Mothering was not my mother's best thing. Some parts of it she was really good at. She did love us all dearly, even me - and believe me, I was not easy to get along with as a baby or a child. And, too, my mother and I had such a hard time seeing eye to eye. We tried, but ... we just didn't "get" each other.
Some of my mother's radical beliefs got in the way of her capacity to be a guiding force for us. She used to say, "We don't raise children - they raise themselves!" She seemed indignant when she said this, as if mothering in some way interfered with a child's basic rights. She was such a funny one, my mother.
I talked to my mother the night before she died. We were never close so it was just one of those amazing synchronicities that we happened to speak. I was living at Lake Tahoe then; she was still in Kansas City. She said, "Sometimes I wonder why I keep living.
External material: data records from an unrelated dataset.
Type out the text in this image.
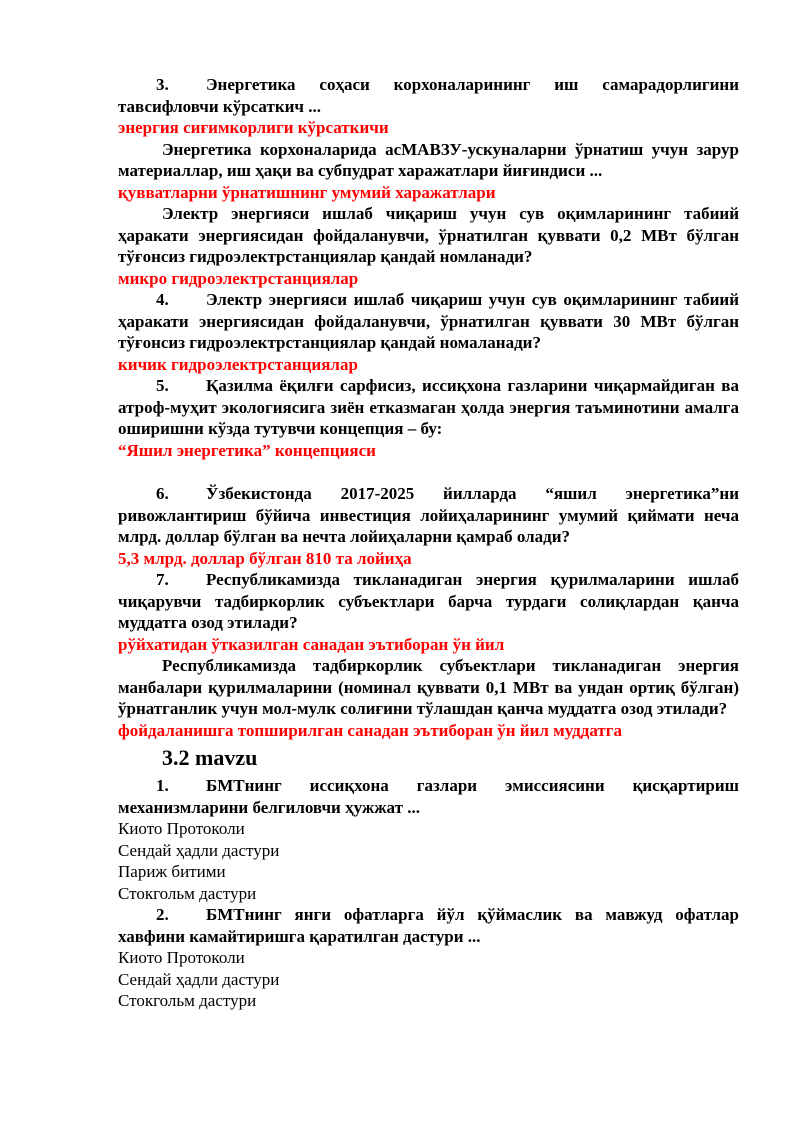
3. Энергетика соҳаси корхоналарининг иш самарадорлигини тавсифловчи кўрсаткич ...
энергия сиғимкорлиги кўрсаткичи
Энергетика корхоналарида асМАВЗУ-ускуналарни ўрнатиш учун зарур материаллар, иш ҳақи ва субпудрат харажатлари йиғиндиси ...
қувватларни ўрнатишнинг умумий харажатлари
Электр энергияси ишлаб чиқариш учун сув оқимларининг табиий ҳаракати энергиясидан фойдаланувчи, ўрнатилган қуввати 0,2 МВт бўлган тўғонсиз гидроэлектрстанциялар қандай номланади?
микро гидроэлектрстанциялар
4. Электр энергияси ишлаб чиқариш учун сув оқимларининг табиий ҳаракати энергиясидан фойдаланувчи, ўрнатилган қуввати 30 МВт бўлган тўғонсиз гидроэлектрстанциялар қандай номаланади?
кичик гидроэлектрстанциялар
5. Қазилма ёқилғи сарфисиз, иссиқхона газларини чиқармайдиган ва атроф-муҳит экологиясига зиён етказмаган ҳолда энергия таъминотини амалга оширишни кўзда тутувчи концепция – бу:
“Яшил энергетика” концепцияси
6. Ўзбекистонда 2017-2025 йилларда “яшил энергетика”ни ривожлантириш бўйича инвестиция лойиҳаларининг умумий қиймати неча млрд. доллар бўлган ва нечта лойиҳаларни қамраб олади?
5,3 млрд. доллар бўлган 810 та лойиҳа
7. Республикамизда тикланадиган энергия қурилмаларини ишлаб чиқарувчи тадбиркорлик субъектлари барча турдаги солиқлардан қанча муддатга озод этилади?
рўйхатидан ўтказилган санадан эътиборан ўн йил
Республикамизда тадбиркорлик субъектлари тикланадиган энергия манбалари қурилмаларини (номинал қуввати 0,1 МВт ва ундан ортиқ бўлган) ўрнатганлик учун мол-мулк солиғини тўлашдан қанча муддатга озод этилади?
фойдаланишга топширилган санадан эътиборан ўн йил муддатга
3.2 mavzu
1. БМТнинг иссиқхона газлари эмиссиясини қисқартириш механизмларини белгиловчи ҳужжат ...
Киото Протоколи
Сендай ҳадли дастури
Париж битими
Стокгольм дастури
2. БМТнинг янги офатларга йўл қўймаслик ва мавжуд офатлар хавфини камайтиришга қаратилган дастури ...
Киото Протоколи
Сендай ҳадли дастури
Стокгольм дастури
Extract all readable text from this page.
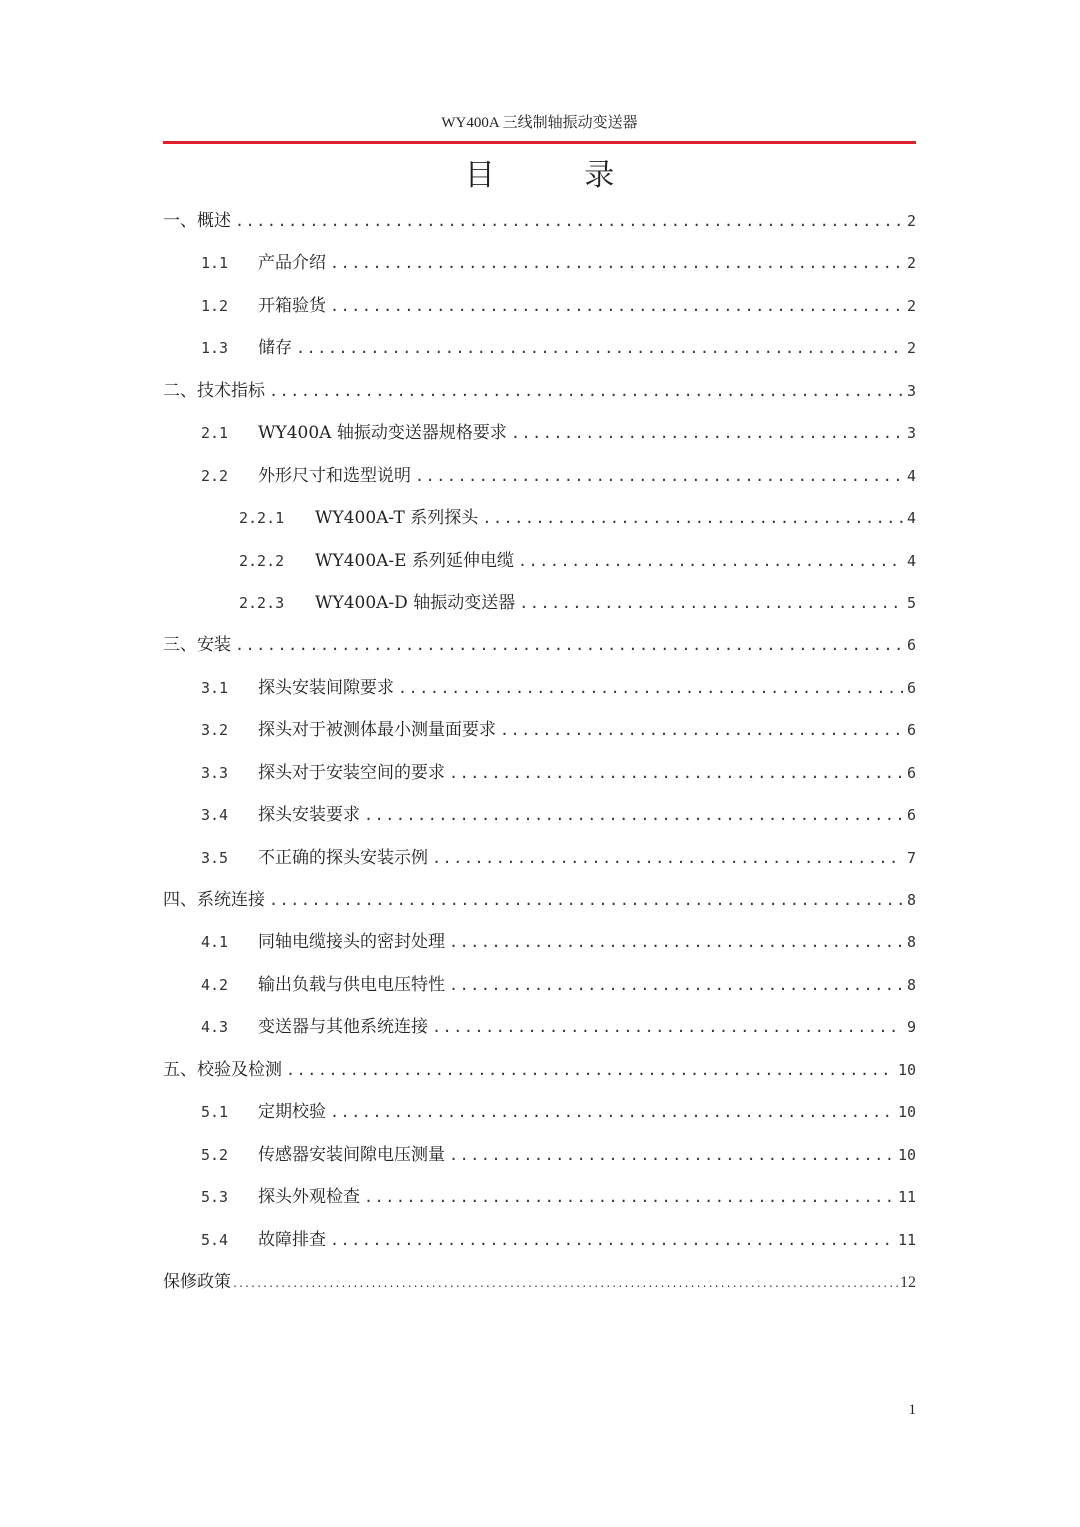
WY400A 三线制轴振动变送器
目 录
一、概述 .....	2
1.1	产品介绍 .....	2
1.2	开箱验货 .....	2
1.3	储存 .....	2
二、技术指标 .....	3
2.1	WY400A 轴振动变送器规格要求 .....	3
2.2	外形尺寸和选型说明 .....	4
2.2.1	WY400A-T 系列探头 .....	4
2.2.2	WY400A-E 系列延伸电缆 .....	4
2.2.3	WY400A-D 轴振动变送器 .....	5
三、安装 .....	6
3.1	探头安装间隙要求 .....	6
3.2	探头对于被测体最小测量面要求 .....	6
3.3	探头对于安装空间的要求 .....	6
3.4	探头安装要求 .....	6
3.5	不正确的探头安装示例 .....	7
四、系统连接 .....	8
4.1	同轴电缆接头的密封处理 .....	8
4.2	输出负载与供电电压特性 .....	8
4.3	变送器与其他系统连接 .....	9
五、校验及检测 .....	10
5.1	定期校验 .....	10
5.2	传感器安装间隙电压测量 .....	10
5.3	探头外观检查 .....	11
5.4	故障排查 .....	11
保修政策 .....	12
1
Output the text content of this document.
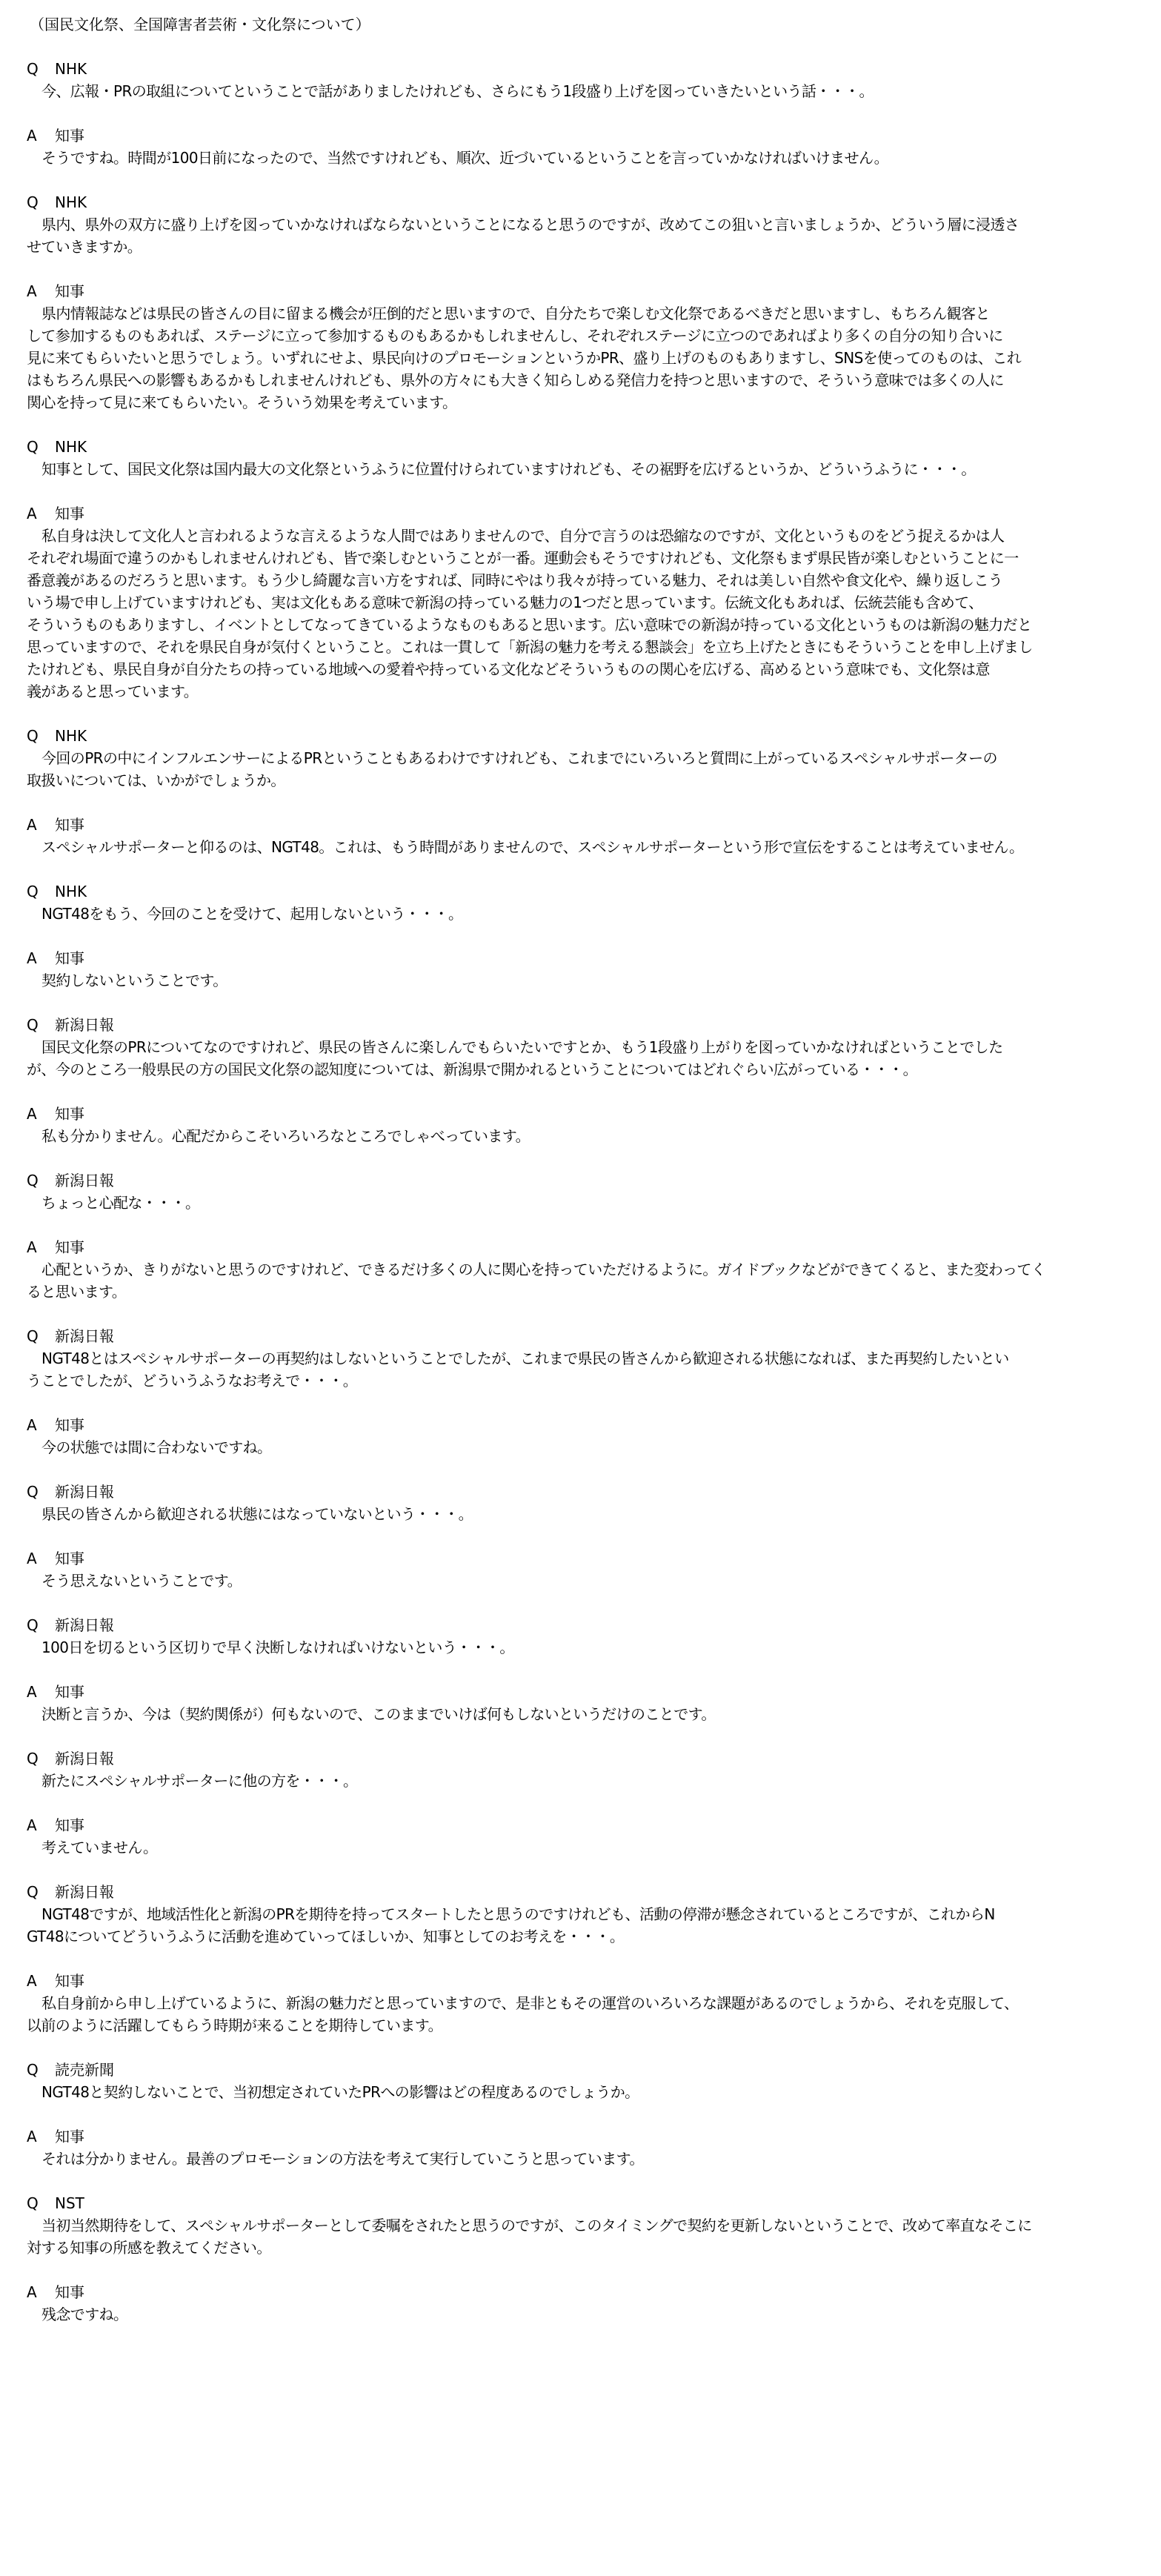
（国民文化祭、全国障害者芸術・文化祭について）
Q NHK
今、広報・PRの取組についてということで話がありましたけれども、さらにもう1段盛り上げを図っていきたいという話・・・。
A 知事
そうですね。時間が100日前になったので、当然ですけれども、順次、近づいているということを言っていかなければいけません。
Q NHK
県内、県外の双方に盛り上げを図っていかなければならないということになると思うのですが、改めてこの狙いと言いましょうか、どういう層に浸透さ
せていきますか。
A 知事
県内情報誌などは県民の皆さんの目に留まる機会が圧倒的だと思いますので、自分たちで楽しむ文化祭であるべきだと思いますし、もちろん観客と
して参加するものもあれば、ステージに立って参加するものもあるかもしれませんし、それぞれステージに立つのであればより多くの自分の知り合いに
見に来てもらいたいと思うでしょう。いずれにせよ、県民向けのプロモーションというかPR、盛り上げのものもありますし、SNSを使ってのものは、これ
はもちろん県民への影響もあるかもしれませんけれども、県外の方々にも大きく知らしめる発信力を持つと思いますので、そういう意味では多くの人に
関心を持って見に来てもらいたい。そういう効果を考えています。
Q NHK
知事として、国民文化祭は国内最大の文化祭というふうに位置付けられていますけれども、その裾野を広げるというか、どういうふうに・・・。
A 知事
私自身は決して文化人と言われるような言えるような人間ではありませんので、自分で言うのは恐縮なのですが、文化というものをどう捉えるかは人
それぞれ場面で違うのかもしれませんけれども、皆で楽しむということが一番。運動会もそうですけれども、文化祭もまず県民皆が楽しむということに一
番意義があるのだろうと思います。もう少し綺麗な言い方をすれば、同時にやはり我々が持っている魅力、それは美しい自然や食文化や、繰り返しこう
いう場で申し上げていますけれども、実は文化もある意味で新潟の持っている魅力の1つだと思っています。伝統文化もあれば、伝統芸能も含めて、
そういうものもありますし、イベントとしてなってきているようなものもあると思います。広い意味での新潟が持っている文化というものは新潟の魅力だと
思っていますので、それを県民自身が気付くということ。これは一貫して「新潟の魅力を考える懇談会」を立ち上げたときにもそういうことを申し上げまし
たけれども、県民自身が自分たちの持っている地域への愛着や持っている文化などそういうものの関心を広げる、高めるという意味でも、文化祭は意
義があると思っています。
Q NHK
今回のPRの中にインフルエンサーによるPRということもあるわけですけれども、これまでにいろいろと質問に上がっているスペシャルサポーターの
取扱いについては、いかがでしょうか。
A 知事
スペシャルサポーターと仰るのは、NGT48。これは、もう時間がありませんので、スペシャルサポーターという形で宣伝をすることは考えていません。
Q NHK
NGT48をもう、今回のことを受けて、起用しないという・・・。
A 知事
契約しないということです。
Q 新潟日報
国民文化祭のPRについてなのですけれど、県民の皆さんに楽しんでもらいたいですとか、もう1段盛り上がりを図っていかなければということでした
が、今のところ一般県民の方の国民文化祭の認知度については、新潟県で開かれるということについてはどれぐらい広がっている・・・。
A 知事
私も分かりません。心配だからこそいろいろなところでしゃべっています。
Q 新潟日報
ちょっと心配な・・・。
A 知事
心配というか、きりがないと思うのですけれど、できるだけ多くの人に関心を持っていただけるように。ガイドブックなどができてくると、また変わってく
ると思います。
Q 新潟日報
NGT48とはスペシャルサポーターの再契約はしないということでしたが、これまで県民の皆さんから歓迎される状態になれば、また再契約したいとい
うことでしたが、どういうふうなお考えで・・・。
A 知事
今の状態では間に合わないですね。
Q 新潟日報
県民の皆さんから歓迎される状態にはなっていないという・・・。
A 知事
そう思えないということです。
Q 新潟日報
100日を切るという区切りで早く決断しなければいけないという・・・。
A 知事
決断と言うか、今は（契約関係が）何もないので、このままでいけば何もしないというだけのことです。
Q 新潟日報
新たにスペシャルサポーターに他の方を・・・。
A 知事
考えていません。
Q 新潟日報
NGT48ですが、地域活性化と新潟のPRを期待を持ってスタートしたと思うのですけれども、活動の停滞が懸念されているところですが、これからN
GT48についてどういうふうに活動を進めていってほしいか、知事としてのお考えを・・・。
A 知事
私自身前から申し上げているように、新潟の魅力だと思っていますので、是非ともその運営のいろいろな課題があるのでしょうから、それを克服して、
以前のように活躍してもらう時期が来ることを期待しています。
Q 読売新聞
NGT48と契約しないことで、当初想定されていたPRへの影響はどの程度あるのでしょうか。
A 知事
それは分かりません。最善のプロモーションの方法を考えて実行していこうと思っています。
Q NST
当初当然期待をして、スペシャルサポーターとして委嘱をされたと思うのですが、このタイミングで契約を更新しないということで、改めて率直なそこに
対する知事の所感を教えてください。
A 知事
残念ですね。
Sometimes I think it's just a habit." I teased her about it during that phone call but I wish I had been able to take it in, what she was saying. I wish I had had the presence of mind to shout DON'T DIE! instead of making a joke.
She didn't think much of Mother's Day. To her this was a capitalist scheme invented by the Hallmark Corporation in order to guilt people into buying cards and gifts. Oh my mother - she was something else. May she rest in peace.
**After she read a book by Betty Friedan in the late 1960's she announced to us that she had been called "Mama" long enough and instructed us to refer to her by her given name, Elizabeth.